The Oklahoma batteries are expected to provide power for up to four hours on a full charge.

Wind and solar have become an increasingly important part of the power mix, especially along the Great Plains. Over the past two weeks, the Southwest Power Pool has been smashing renewable energy utilization rates. The system on Oct. 17 carried a record 17.1 gigawatts of wind energy and at 2:14 a.m. on Oct. 9, renewable resources supplied a record 73.67% of the system’s energy needs.
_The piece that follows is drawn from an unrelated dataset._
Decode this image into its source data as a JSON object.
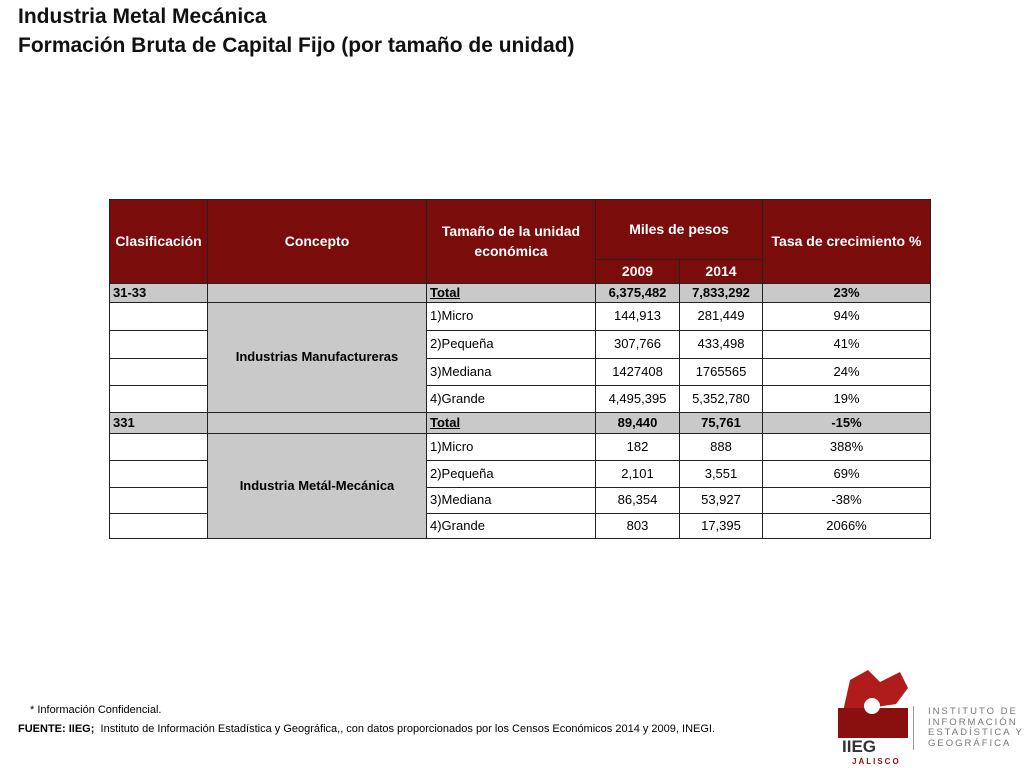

The big problem with wind and solar power is that it’s not always windy and sunny. Utilities have addressed those challenges by pairing renewable energy with quickly adjustable natural gas-fired power plants. The expanded regional transmission organizations also have helped, as it’s usually windy or sunny somewhere in the 14-state region.

But batteries promise to provide the grid with even more flexibility, allowing utilities to generate power when they can and distribute that electricity when it’s needed.

In August, the country’s installed utility battery energy storage capacity topped 1 gigawatt, according to a report the U.S. Energy Information Administration released Friday.

That number expected to balloon to nearly 4 gigawatts by 2023 as planned projects come online in Oklahoma, Florida, New York, California, Nevada and Massachusetts.

“The trend of this capacity growth does not appear to be slowing, particularly in states such as Florida, New York and Oklahoma,” the EIA report stated.

The Oklahoma project will be operated by NextEra for Western Farmers. Besides the batteries, the Skeleton Creek project also includes new wind and solar generators.

“With this combined facility, we can optimize and maximize the amount of low-cost, emissions-free electricity we provide while helping Western Farmers diversify its power generation portfolio, reduce its dependence on fossil fuels and set a great example for others to follow,” NextEra CEO John said in July.